Mais comment et quand a germé chez Satyr cette idée de réaliser une musique pour une exposition consacré aux oeucres d’Evard Munch ? C’est le musée d’Oslo qui vous a contacté et proposé ce projet ?
Oui, en fait, le musée d’Oslo nous a contactés quelques temps après la sortie de notre album Deep Calleth Upon Deep. Le fait d’avoir utilisé l’une de ses œuvres comme artwork d’album nous a rapprochés et a fait naître une collaboration plus étroite avec le musée. L’œuvre de Munch a toujours occupé une très grande place dans le cœur de Satyr. On a alors davantage creusé cela, exploré son œuvre, etc. afin d’en concevoir avec adéquation une musique correspondant aux émotions que nous procure ses peintures.

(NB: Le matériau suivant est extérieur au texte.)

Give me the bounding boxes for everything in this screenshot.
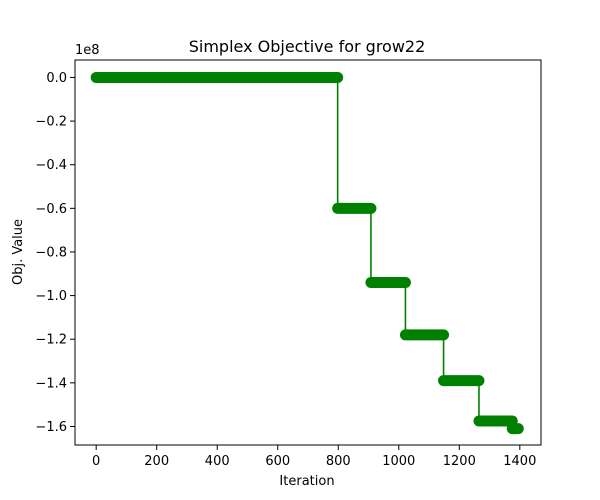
axes-frame — [74, 59, 542, 446]
x-tick-label-4: 800 — [326, 454, 351, 469]
y-tick-label-4: −0.8 — [35, 245, 67, 260]
y-offset-label: 1e8 — [75, 43, 100, 58]
x-axis-label: Iteration — [279, 474, 334, 489]
x-tick-label-5: 1000 — [382, 454, 415, 469]
y-tick-label-2: −0.4 — [35, 158, 67, 173]
x-tick-label-3: 600 — [265, 454, 290, 469]
y-tick-label-3: −0.6 — [35, 202, 67, 217]
plot-area: 0 200 400 600 800 1000 1200 1400 0.0 −0.2 −0.4 −0.6… — [35, 59, 542, 469]
y-tick-label-5: −1.0 — [35, 289, 67, 304]
x-tick-label-7: 1400 — [503, 454, 536, 469]
y-tick-label-1: −0.2 — [35, 115, 67, 130]
x-tick-label-0: 0 — [92, 454, 100, 469]
chart-title: Simplex Objective for grow22 — [189, 37, 426, 56]
x-tick-label-2: 400 — [205, 454, 230, 469]
x-tick-label-1: 200 — [144, 454, 169, 469]
y-tick-label-6: −1.2 — [35, 333, 67, 348]
y-tick-label-0: 0.0 — [46, 71, 67, 86]
y-tick-label-8: −1.6 — [35, 420, 67, 435]
x-tick-label-6: 1200 — [443, 454, 476, 469]
y-tick-label-7: −1.4 — [35, 376, 67, 391]
y-axis-label: Obj. Value — [11, 219, 26, 285]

Sur le prochain album de Satyricon, allez-vous de nouveau avoir recours à une peinture d’Evard Munch pour servir d’artwork ?
Euh, non, je ne crois pas… (rires) Mon sentiment, dans tous les cas, est que ce sera quelque chose de totalement différent.

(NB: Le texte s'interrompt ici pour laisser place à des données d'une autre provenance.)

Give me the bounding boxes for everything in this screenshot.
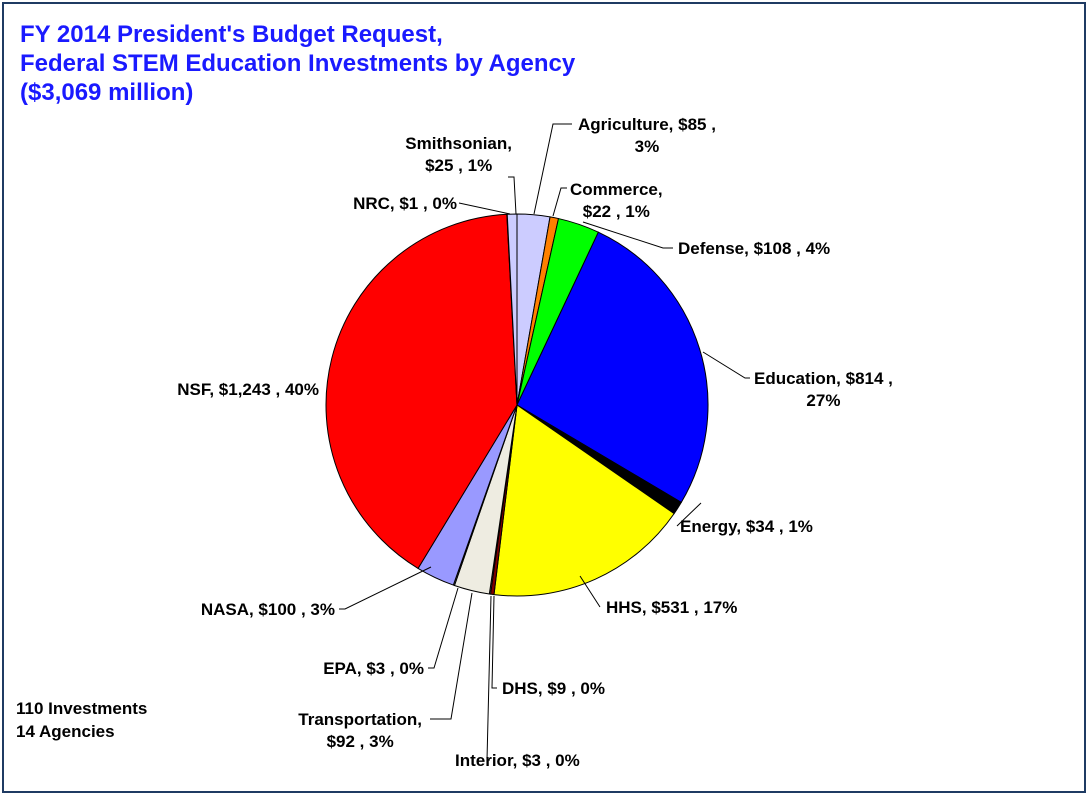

Mais quand précisément pouvons-nous espérer avoir un nouvel album studio de Satyricon de pur black metal ?! (sourires)
C’est encore trop tôt pour dire, mais comme déjà évoqué, à présent on va se concentrer dessus, bien sûr, et entre-temps, refaire des concerts. Mais il faut laisser déjà cette sortie importante de Satyricon se développer, reçue, écoutée, et les choses arriveront quand ce sera prêt. Il faut du temps généralement…


Où en est sinon votre projet de reprises de chansons de répertoire metal et non non metal mais à la sauce Satyricon dont m’avait parlé Satyr lors de la sortie du précédent album Deep Calleth Upon Deep en 2017 ? Cela a-t’il avancé durant ces deux dernières années de pandémie ? Je suis impatient d’écouter ça…
On va d’abord se remettre à donner des concerts bientôt, en 2023, comme je le disais, et ensuite, ou plutôt  entre-temps, on va se reconcentrer sur un autre album studio de Satyricon. On verra cela où ça nous mènera déjà, mais ce projet de reprises est toujours dans les tuyaux. C’est toujours d’actualité, on ne l’oublie pas, ne t’en fais pas, mais ce n’est pas comme un besoin urgent d’album à publier. Rien ne presse à ce niveau-là, et on y travaille depuis quelques années déjà avec Satyr, petit à petit, un peu comme un fil rouge, à côté. Cela sortira quand tout sera finalisé et prêt, mais avant, je pense, il y aura un album plus classique.


Enfin, quels sont tes autres projets à venir te concernant, en dehors de Satyricon, je pense notamment à 1349, car parfois tu as tendance à multiplier les side-projects et autres groupes black metal à la batterie ce qui est un régal pour nous les fans, à défaut d’un nouveau disque ou concert de Satyricon dans l’immédiat ? (rires)
Ouais, on est en train de travailler sur un nouvel album de 1349 avec Ravn (chant). Il a déjà pas mal d’idées de son côté. On a prévu de se revoir cet automne pour probablement enregistrer les nouveaux morceaux, au début de l’automne. Puis ça devrait sortir encore chez Season of Mist… Sinon rien d’autre.


Tu n’es pas impatient tout de même à présent de retrouver la scène et te défouler afin de déverser ta furie black metal derrière tes fûts ? (sourires)
Oui, mais tu sais, j’ai quand même rejoué l’an dernier avec 1349 pour quelques shows l’an dernier, ici, en Norvège, à Bergen et divers festivals. Mais bon, attendez-vous à nous revoir bientôt sur scène avec Satyricon, en 2023. Ça va être tout aussi excitant pour les fans que pour nous.